In 1966, Warner Bros. grudgingly green-lighted Arthur Penn's modestly budgeted crime drama Bonnie and Clyde for first-time producer Warren Beatty. A few weeks later, Jack Warner, the 73-year-old titan who had co-founded the studio back in 1918 and still ran it with a mostly iron hand, finally read the script and, in a pique of pessimistic irritation, scolded his production chief for agreeing to make the movie at all. "I can't understand where the entertainment value is in this story. Who wants to see the rise and fall of a couple of rats?" Warner wrote. "I don't understand the whole thinking of Warren Beatty and Penn … this era went out with Cagney."
Warner's memo has since been enshrined as one of Hollywood's classic executive-suite head-slappers. Not only did Bonnie and Clyde become a game-changing hit, but its incendiary combination of comedy and bloody violence, French New Wave tropes, and American crime-spree iconography didn't remotely resemble the gangster quickies that Warner Bros. had churned out in the 1930s.
The movie holds up beautifully in its new, lushly bedecked 40th anniversary rerelease, which includes a couple of soundless deleted scenes and a making-of documentary (but no commentary track, a DVD staple that Beatty disdains). It's been thoughtfully restored, with just enough graininess left on-screen so that the frame never looks digitally Botoxed. And if after 40 years, some of those nouvelle vague flourishes are showing their age, the movie still has the power to challenge, excite, and unsettle viewers.
This was, without question, something new. But had Jack Warner, or for that matter Bonnie and Clyde's many champions, taken another look at some of the films that "went out with Cagney," they might have discovered that in its formative years, the gangster movie was funnier, weirder, more sexually charged, and less constricted by moralizing than anyone remembered—as a revelatory new box set makes clear.
The words Volume 3 on a DVD release usually suggest that a studio is beginning to reach into the dustier recesses of its library. The just-out third installment of Warner's"Gangster Collection" is no exception. If you're looking for classics—Cagney introducing Mae Clarke's face to a grapefruit in The Public Enemy or Edward G. Robinson moaning, "Mother of mercy, is this the end of Rico?" in Little Caesar—they're way back in Volume 1. Here, instead, are half a dozen relative rarities that contribute immeasurably to any understanding of how elastic, adaptable, and energetic the genre had become by 1934, when the stultifying restrictions of the Production Code began to be enforced and Hollywood movies became, for a time, duller and dumber.

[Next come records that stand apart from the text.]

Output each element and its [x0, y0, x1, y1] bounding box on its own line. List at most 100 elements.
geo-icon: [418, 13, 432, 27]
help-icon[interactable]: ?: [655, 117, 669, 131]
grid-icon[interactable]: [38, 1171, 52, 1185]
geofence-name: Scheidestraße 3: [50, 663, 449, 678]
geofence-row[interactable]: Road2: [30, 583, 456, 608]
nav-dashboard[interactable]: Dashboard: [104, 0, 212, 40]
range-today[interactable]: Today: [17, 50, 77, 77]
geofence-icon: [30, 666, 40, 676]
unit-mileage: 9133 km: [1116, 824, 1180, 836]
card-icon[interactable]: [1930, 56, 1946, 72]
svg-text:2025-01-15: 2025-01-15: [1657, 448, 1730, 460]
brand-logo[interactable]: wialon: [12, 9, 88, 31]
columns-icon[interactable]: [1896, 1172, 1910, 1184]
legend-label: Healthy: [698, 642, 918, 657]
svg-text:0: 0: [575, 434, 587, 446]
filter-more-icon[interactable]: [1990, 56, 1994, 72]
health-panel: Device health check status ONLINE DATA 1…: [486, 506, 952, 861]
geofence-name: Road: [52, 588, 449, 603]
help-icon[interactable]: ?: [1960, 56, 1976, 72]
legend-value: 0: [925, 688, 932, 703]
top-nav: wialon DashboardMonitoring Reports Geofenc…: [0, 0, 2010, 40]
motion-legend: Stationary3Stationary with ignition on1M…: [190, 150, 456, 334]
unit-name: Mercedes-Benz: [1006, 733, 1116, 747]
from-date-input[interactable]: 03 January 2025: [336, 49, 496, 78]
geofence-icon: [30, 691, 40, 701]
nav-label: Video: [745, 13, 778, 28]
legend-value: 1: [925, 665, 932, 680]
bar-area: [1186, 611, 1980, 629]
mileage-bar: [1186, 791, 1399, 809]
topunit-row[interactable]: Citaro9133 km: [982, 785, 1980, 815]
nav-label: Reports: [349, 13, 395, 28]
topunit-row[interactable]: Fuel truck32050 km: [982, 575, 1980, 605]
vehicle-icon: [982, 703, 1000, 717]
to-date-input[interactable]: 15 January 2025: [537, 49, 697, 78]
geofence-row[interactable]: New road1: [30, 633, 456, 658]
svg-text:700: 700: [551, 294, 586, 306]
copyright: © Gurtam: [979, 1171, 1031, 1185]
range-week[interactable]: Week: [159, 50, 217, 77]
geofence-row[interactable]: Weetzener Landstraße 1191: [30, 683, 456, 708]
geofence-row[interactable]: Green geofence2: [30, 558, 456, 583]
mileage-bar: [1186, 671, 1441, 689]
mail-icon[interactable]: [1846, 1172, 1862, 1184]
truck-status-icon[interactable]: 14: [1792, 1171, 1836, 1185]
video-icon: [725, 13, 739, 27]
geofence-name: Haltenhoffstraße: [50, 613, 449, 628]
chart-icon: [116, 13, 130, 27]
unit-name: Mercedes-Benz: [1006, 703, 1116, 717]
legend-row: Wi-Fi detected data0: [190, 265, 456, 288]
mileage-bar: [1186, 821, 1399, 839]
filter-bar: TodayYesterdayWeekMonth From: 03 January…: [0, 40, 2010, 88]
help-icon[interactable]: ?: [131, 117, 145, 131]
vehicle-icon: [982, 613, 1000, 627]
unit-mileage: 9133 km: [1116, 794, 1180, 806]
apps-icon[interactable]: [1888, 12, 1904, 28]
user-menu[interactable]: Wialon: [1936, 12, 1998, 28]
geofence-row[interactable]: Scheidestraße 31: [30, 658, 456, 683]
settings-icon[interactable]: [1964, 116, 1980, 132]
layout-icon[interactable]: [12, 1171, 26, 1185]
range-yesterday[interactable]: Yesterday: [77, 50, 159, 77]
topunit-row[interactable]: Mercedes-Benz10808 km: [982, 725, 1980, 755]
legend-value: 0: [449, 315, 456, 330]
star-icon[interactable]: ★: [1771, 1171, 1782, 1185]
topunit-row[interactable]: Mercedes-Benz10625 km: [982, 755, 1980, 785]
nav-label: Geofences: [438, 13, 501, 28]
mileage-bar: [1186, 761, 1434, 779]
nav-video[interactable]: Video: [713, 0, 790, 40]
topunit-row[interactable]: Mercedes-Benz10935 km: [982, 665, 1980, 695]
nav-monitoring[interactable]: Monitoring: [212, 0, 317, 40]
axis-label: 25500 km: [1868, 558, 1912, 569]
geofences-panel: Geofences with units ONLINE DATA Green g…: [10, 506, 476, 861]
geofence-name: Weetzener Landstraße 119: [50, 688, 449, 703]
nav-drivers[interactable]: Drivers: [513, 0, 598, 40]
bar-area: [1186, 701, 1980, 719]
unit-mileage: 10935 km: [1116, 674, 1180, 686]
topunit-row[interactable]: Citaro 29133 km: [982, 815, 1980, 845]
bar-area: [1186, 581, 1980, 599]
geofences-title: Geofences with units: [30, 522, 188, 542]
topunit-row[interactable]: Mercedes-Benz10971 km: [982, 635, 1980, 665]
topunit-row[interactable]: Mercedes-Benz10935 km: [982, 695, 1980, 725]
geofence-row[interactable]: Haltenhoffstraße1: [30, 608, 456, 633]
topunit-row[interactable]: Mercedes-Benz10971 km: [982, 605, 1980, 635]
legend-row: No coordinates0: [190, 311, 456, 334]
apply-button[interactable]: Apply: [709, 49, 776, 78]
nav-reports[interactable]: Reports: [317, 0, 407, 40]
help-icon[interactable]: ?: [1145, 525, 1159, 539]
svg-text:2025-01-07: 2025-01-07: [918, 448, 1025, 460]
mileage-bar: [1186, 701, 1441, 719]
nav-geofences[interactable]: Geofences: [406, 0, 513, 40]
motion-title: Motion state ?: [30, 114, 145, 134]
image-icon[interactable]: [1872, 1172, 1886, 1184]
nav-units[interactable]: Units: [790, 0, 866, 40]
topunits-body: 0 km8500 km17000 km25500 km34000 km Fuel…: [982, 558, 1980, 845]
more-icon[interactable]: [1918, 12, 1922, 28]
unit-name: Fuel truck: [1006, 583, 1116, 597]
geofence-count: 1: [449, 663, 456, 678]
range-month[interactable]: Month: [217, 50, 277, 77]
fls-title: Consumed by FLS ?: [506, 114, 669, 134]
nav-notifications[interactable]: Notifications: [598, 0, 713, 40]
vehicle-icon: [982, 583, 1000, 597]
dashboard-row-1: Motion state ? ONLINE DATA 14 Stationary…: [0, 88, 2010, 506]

These movies also showcase an actor who still has the power to astound. Between 1931 and 1934, James Cagney made 17 movies, all of them for Warner Brothers. Four—Smart Money, PictureSnatcher, Lady Killer,and the irresistibly titled The Mayor of Hell—are included here. None of them is, strictly speaking, a gangster movie. But together they make it clear that rigid genre labeling is beside the point when you're considering a period in which genres, and talking pictures, were still inventing themselves.
Cagney became an instant star with his cocky, tensile performance in The Public Enemy, a moment in which, Martin Scorsese has suggested, "modern screen acting begins." Menacing, likable, funny, tough, brutal, careless, and nimble, he seemed to operate at a higher voltage than everyone around him. (It was tough to get near him on-screen without getting injured.) Over the next few years, Warner built movie after movie around him, usually throwing caution and coherence to the wind in order to create entertainment that could service the desires of pretty much anyone who walked into a movie house, whether they were looking for a shoot 'em-up, a melodrama, a romance, a comedy, a caper, or just an hour indoors.
In 1931's Smart Money—shot before The Public Enemy was released—Cagney is still a second banana, supporting Edward G. Robinson in the lighthearted story of a small-town gambler who comes to the city (that's what it's called, on-screen: "the City") in search of a bigger game. This is Robinson's show, whether he's bullying a high-rolling bettor who may be a pimp (Boris Karloff) or telling off a double-crossing dame ("Why, you hustling little bag—I'll have you on your knees begging for a cup of coffee!").